A : Les photographies, tu les imagines à l’avance ? Est-ce que tu laisses ton modèle agir spontanément ?
P : Les modèles s’approprient les lieux, ils font ce qu’ils veulent et je les suis. Parfois il arrive un « ne bougez plus » pour capturer la pause parfaite. Les modèles font 50% du travail que je fais. Eux aussi sont importants et racontent une histoire.

 

A : Comment est-ce-que tu sélectionnes les photos par la suite ?
P : Je fais des photographies en noir et blanc parce qu’il y a un côté intemporel qui me plait. À chaque séance j’utilise une à deux pellicules. Quand je les développe je les scanne et le choix se fait tout de suite. Je sais lesquelles me parlent. Il n’y a pas de code, c’est souvent une qui me plait plus parmi les autres. C’est surement beaucoup dû au jeu du regard, quand les modèles sur les photos dégagent une sensibilité particulière.

 

A : Quelle est ta série ou ta photographie préférée – pour l’instant ? Et pourquoi ?
P:  La dernière série sur l’intimité.
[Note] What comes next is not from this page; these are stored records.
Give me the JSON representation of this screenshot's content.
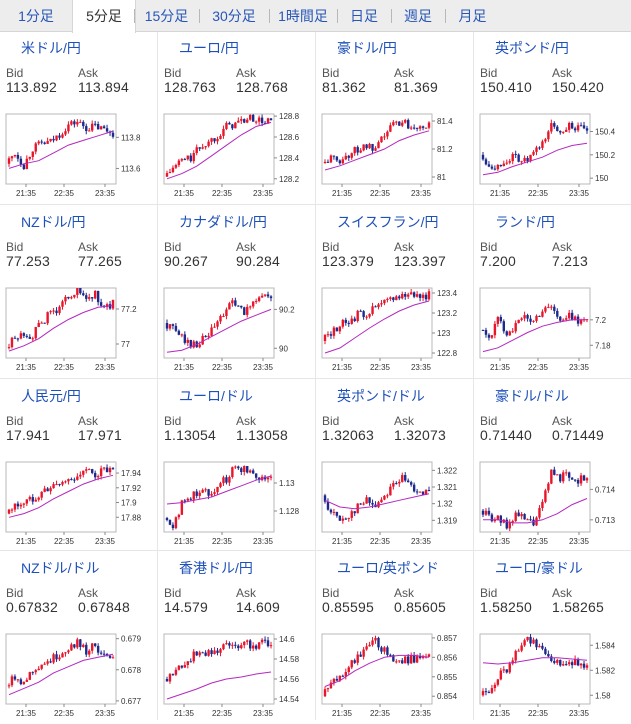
{
  "tabs": [
    "1分足",
    "5分足",
    "15分足",
    "30分足",
    "1時間足",
    "日足",
    "週足",
    "月足"
  ],
  "active_tab": 1,
  "labels": {
    "bid": "Bid",
    "ask": "Ask"
  },
  "x_ticks": [
    "21:35",
    "22:35",
    "23:35"
  ],
  "colors": {
    "up": "#e8152b",
    "down": "#1d2a8c",
    "ma": "#b428c0",
    "link": "#1d50b8"
  },
  "pairs": [
    {
      "name": "米ドル/円",
      "flag": "us-jp",
      "bid": "113.892",
      "ask": "113.894",
      "chart_data": {
        "type": "candlestick",
        "ylim": [
          113.5,
          113.95
        ],
        "y_ticks": [
          "113.8",
          "113.6"
        ],
        "y_tick_values": [
          113.8,
          113.6
        ],
        "path": [
          113.63,
          113.7,
          113.62,
          113.73,
          113.76,
          113.77,
          113.82,
          113.88,
          113.9,
          113.86,
          113.87,
          113.85,
          113.83
        ],
        "ma": [
          113.6,
          113.63,
          113.65,
          113.7,
          113.75,
          113.78,
          113.81,
          113.84
        ]
      }
    },
    {
      "name": "ユーロ/円",
      "flag": "eu-jp",
      "bid": "128.763",
      "ask": "128.768",
      "chart_data": {
        "type": "candlestick",
        "ylim": [
          128.15,
          128.82
        ],
        "y_ticks": [
          "128.8",
          "128.6",
          "128.4",
          "128.2"
        ],
        "y_tick_values": [
          128.8,
          128.6,
          128.4,
          128.2
        ],
        "path": [
          128.22,
          128.3,
          128.38,
          128.4,
          128.5,
          128.55,
          128.62,
          128.7,
          128.73,
          128.76,
          128.78,
          128.74,
          128.76
        ],
        "ma": [
          128.2,
          128.25,
          128.32,
          128.42,
          128.52,
          128.62,
          128.7,
          128.74
        ]
      }
    },
    {
      "name": "豪ドル/円",
      "flag": "au-jp",
      "bid": "81.362",
      "ask": "81.369",
      "chart_data": {
        "type": "candlestick",
        "ylim": [
          80.95,
          81.45
        ],
        "y_ticks": [
          "81.4",
          "81.2",
          "81"
        ],
        "y_tick_values": [
          81.4,
          81.2,
          81
        ],
        "path": [
          81.1,
          81.13,
          81.12,
          81.16,
          81.2,
          81.22,
          81.18,
          81.3,
          81.38,
          81.4,
          81.36,
          81.38,
          81.36
        ],
        "ma": [
          81.05,
          81.08,
          81.12,
          81.16,
          81.2,
          81.26,
          81.3,
          81.33
        ]
      }
    },
    {
      "name": "英ポンド/円",
      "flag": "uk-jp",
      "bid": "150.410",
      "ask": "150.420",
      "chart_data": {
        "type": "candlestick",
        "ylim": [
          149.95,
          150.55
        ],
        "y_ticks": [
          "150.4",
          "150.2",
          "150"
        ],
        "y_tick_values": [
          150.4,
          150.2,
          150
        ],
        "path": [
          150.2,
          150.12,
          150.1,
          150.16,
          150.18,
          150.14,
          150.2,
          150.3,
          150.45,
          150.4,
          150.46,
          150.42,
          150.41
        ],
        "ma": [
          150.03,
          150.05,
          150.1,
          150.14,
          150.18,
          150.24,
          150.28,
          150.3
        ]
      }
    },
    {
      "name": "NZドル/円",
      "flag": "nz-jp",
      "bid": "77.253",
      "ask": "77.265",
      "chart_data": {
        "type": "candlestick",
        "ylim": [
          76.92,
          77.32
        ],
        "y_ticks": [
          "77.2",
          "77"
        ],
        "y_tick_values": [
          77.2,
          77
        ],
        "path": [
          76.98,
          77.03,
          77.06,
          77.05,
          77.12,
          77.18,
          77.2,
          77.28,
          77.3,
          77.26,
          77.28,
          77.2,
          77.23
        ],
        "ma": [
          76.96,
          76.99,
          77.03,
          77.09,
          77.14,
          77.18,
          77.21,
          77.22
        ]
      }
    },
    {
      "name": "カナダドル/円",
      "flag": "ca-jp",
      "bid": "90.267",
      "ask": "90.284",
      "chart_data": {
        "type": "candlestick",
        "ylim": [
          89.95,
          90.31
        ],
        "y_ticks": [
          "90.2",
          "90"
        ],
        "y_tick_values": [
          90.2,
          90
        ],
        "path": [
          90.13,
          90.1,
          90.06,
          90.02,
          90.03,
          90.07,
          90.13,
          90.2,
          90.24,
          90.17,
          90.25,
          90.27,
          90.26
        ],
        "ma": [
          89.98,
          89.99,
          90.02,
          90.06,
          90.1,
          90.14,
          90.17,
          90.2
        ]
      }
    },
    {
      "name": "スイスフラン/円",
      "flag": "ch-jp",
      "bid": "123.379",
      "ask": "123.397",
      "chart_data": {
        "type": "candlestick",
        "ylim": [
          122.75,
          123.45
        ],
        "y_ticks": [
          "123.4",
          "123.2",
          "123",
          "122.8"
        ],
        "y_tick_values": [
          123.4,
          123.2,
          123,
          122.8
        ],
        "path": [
          122.92,
          123,
          123.08,
          123.12,
          123.18,
          123.2,
          123.25,
          123.3,
          123.36,
          123.38,
          123.4,
          123.37,
          123.38
        ],
        "ma": [
          122.8,
          122.85,
          122.95,
          123.05,
          123.14,
          123.22,
          123.28,
          123.32
        ]
      }
    },
    {
      "name": "ランド/円",
      "flag": "za-jp",
      "bid": "7.200",
      "ask": "7.213",
      "chart_data": {
        "type": "candlestick",
        "ylim": [
          7.17,
          7.225
        ],
        "y_ticks": [
          "7.2",
          "7.18"
        ],
        "y_tick_values": [
          7.2,
          7.18
        ],
        "path": [
          7.192,
          7.186,
          7.2,
          7.19,
          7.196,
          7.202,
          7.199,
          7.208,
          7.212,
          7.198,
          7.203,
          7.2,
          7.201
        ],
        "ma": [
          7.175,
          7.178,
          7.184,
          7.19,
          7.195,
          7.198,
          7.2,
          7.2
        ]
      }
    },
    {
      "name": "人民元/円",
      "flag": "cn-jp",
      "bid": "17.941",
      "ask": "17.971",
      "chart_data": {
        "type": "candlestick",
        "ylim": [
          17.86,
          17.955
        ],
        "y_ticks": [
          "17.94",
          "17.92",
          "17.9",
          "17.88"
        ],
        "y_tick_values": [
          17.94,
          17.92,
          17.9,
          17.88
        ],
        "path": [
          17.885,
          17.895,
          17.9,
          17.905,
          17.915,
          17.92,
          17.925,
          17.93,
          17.937,
          17.942,
          17.938,
          17.944,
          17.941
        ],
        "ma": [
          17.88,
          17.885,
          17.893,
          17.905,
          17.915,
          17.925,
          17.932,
          17.937
        ]
      }
    },
    {
      "name": "ユーロ/ドル",
      "flag": "eu-us",
      "bid": "1.13054",
      "ask": "1.13058",
      "chart_data": {
        "type": "candlestick",
        "ylim": [
          1.1265,
          1.1315
        ],
        "y_ticks": [
          "1.13",
          "1.128"
        ],
        "y_tick_values": [
          1.13,
          1.128
        ],
        "path": [
          1.1275,
          1.127,
          1.1285,
          1.129,
          1.1295,
          1.1293,
          1.1298,
          1.1303,
          1.1312,
          1.131,
          1.1307,
          1.1304,
          1.1305
        ],
        "ma": [
          1.1285,
          1.1286,
          1.1288,
          1.129,
          1.1294,
          1.1298,
          1.1302,
          1.1305
        ]
      }
    },
    {
      "name": "英ポンド/ドル",
      "flag": "uk-us",
      "bid": "1.32063",
      "ask": "1.32073",
      "chart_data": {
        "type": "candlestick",
        "ylim": [
          1.3183,
          1.3225
        ],
        "y_ticks": [
          "1.322",
          "1.321",
          "1.32",
          "1.319"
        ],
        "y_tick_values": [
          1.322,
          1.321,
          1.32,
          1.319
        ],
        "path": [
          1.3205,
          1.3195,
          1.319,
          1.3193,
          1.3198,
          1.3202,
          1.3199,
          1.3205,
          1.3212,
          1.3215,
          1.321,
          1.3208,
          1.3206
        ],
        "ma": [
          1.3202,
          1.3198,
          1.3197,
          1.3198,
          1.32,
          1.3202,
          1.3204,
          1.3206
        ]
      }
    },
    {
      "name": "豪ドル/ドル",
      "flag": "au-us",
      "bid": "0.71440",
      "ask": "0.71449",
      "chart_data": {
        "type": "candlestick",
        "ylim": [
          0.7126,
          0.7149
        ],
        "y_ticks": [
          "0.714",
          "0.713"
        ],
        "y_tick_values": [
          0.714,
          0.713
        ],
        "path": [
          0.7133,
          0.7131,
          0.713,
          0.7128,
          0.7132,
          0.713,
          0.7129,
          0.7135,
          0.7146,
          0.7144,
          0.7145,
          0.7143,
          0.7144
        ],
        "ma": [
          0.713,
          0.713,
          0.7129,
          0.7129,
          0.713,
          0.7132,
          0.7135,
          0.7137
        ]
      }
    },
    {
      "name": "NZドル/ドル",
      "flag": "nz-us",
      "bid": "0.67832",
      "ask": "0.67848",
      "chart_data": {
        "type": "candlestick",
        "ylim": [
          0.6769,
          0.67915
        ],
        "y_ticks": [
          "0.679",
          "0.678",
          "0.677"
        ],
        "y_tick_values": [
          0.679,
          0.678,
          0.677
        ],
        "path": [
          0.6775,
          0.6778,
          0.6776,
          0.678,
          0.6782,
          0.6783,
          0.6785,
          0.6787,
          0.6789,
          0.6786,
          0.6788,
          0.6784,
          0.6783
        ],
        "ma": [
          0.6772,
          0.6774,
          0.6776,
          0.6779,
          0.6781,
          0.6783,
          0.6784,
          0.6785
        ]
      }
    },
    {
      "name": "香港ドル/円",
      "flag": "hk-jp",
      "bid": "14.579",
      "ask": "14.609",
      "chart_data": {
        "type": "candlestick",
        "ylim": [
          14.535,
          14.605
        ],
        "y_ticks": [
          "14.6",
          "14.58",
          "14.56",
          "14.54"
        ],
        "y_tick_values": [
          14.6,
          14.58,
          14.56,
          14.54
        ],
        "path": [
          14.56,
          14.565,
          14.575,
          14.58,
          14.59,
          14.585,
          14.59,
          14.595,
          14.59,
          14.6,
          14.592,
          14.598,
          14.595
        ],
        "ma": [
          14.54,
          14.545,
          14.55,
          14.556,
          14.56,
          14.562,
          14.565,
          14.567
        ]
      }
    },
    {
      "name": "ユーロ/英ポンド",
      "flag": "eu-uk",
      "bid": "0.85595",
      "ask": "0.85605",
      "chart_data": {
        "type": "candlestick",
        "ylim": [
          0.8536,
          0.8572
        ],
        "y_ticks": [
          "0.857",
          "0.856",
          "0.855",
          "0.854"
        ],
        "y_tick_values": [
          0.857,
          0.856,
          0.855,
          0.854
        ],
        "path": [
          0.854,
          0.8546,
          0.855,
          0.8556,
          0.856,
          0.8565,
          0.8568,
          0.8563,
          0.856,
          0.8558,
          0.8559,
          0.856,
          0.856
        ],
        "ma": [
          0.8545,
          0.8548,
          0.8553,
          0.8557,
          0.856,
          0.8561,
          0.8561,
          0.856
        ]
      }
    },
    {
      "name": "ユーロ/豪ドル",
      "flag": "eu-au",
      "bid": "1.58250",
      "ask": "1.58265",
      "chart_data": {
        "type": "candlestick",
        "ylim": [
          1.5793,
          1.5849
        ],
        "y_ticks": [
          "1.584",
          "1.582",
          "1.58"
        ],
        "y_tick_values": [
          1.584,
          1.582,
          1.58
        ],
        "path": [
          1.58,
          1.5805,
          1.5815,
          1.582,
          1.5835,
          1.5845,
          1.5842,
          1.5838,
          1.583,
          1.5825,
          1.5828,
          1.5826,
          1.5825
        ],
        "ma": [
          1.5826,
          1.5825,
          1.5826,
          1.5828,
          1.583,
          1.583,
          1.5829,
          1.5828
        ]
      }
    }
  ]
}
C’était enrichissant d’être en intimité avec les gens pour au final mieux connaitre les personnes.

 

A : De quoi ou de qui t’inspires-tu ?
P : Des personnes que je prends en photo. Je m’inspire beaucoup du rapport avec le modèle. C‘est aussi dans la vie de tout les jours, ça peut être une petite chose que je vois, un événement, une discussion, ça vient généralement quand on s’y attend pas. Les idées arrivent aussi en travaillant et en essayant différentes choses. Sinon en tant qu’artiste j’aime beaucoup Nan Goldin et son journal intime.

 

A : Quels sont tes futurs projets ? Tes prochaines expérimentations ?
P : Pour l’instant je continue aux Beaux-arts. Après, pourquoi ne pas aller à Arles en école de photo. Dans l’idéal cela me plairait de devenir photoreporter. Mais on ne sait pas, je ferai peut-être quelque chose de complètement différent.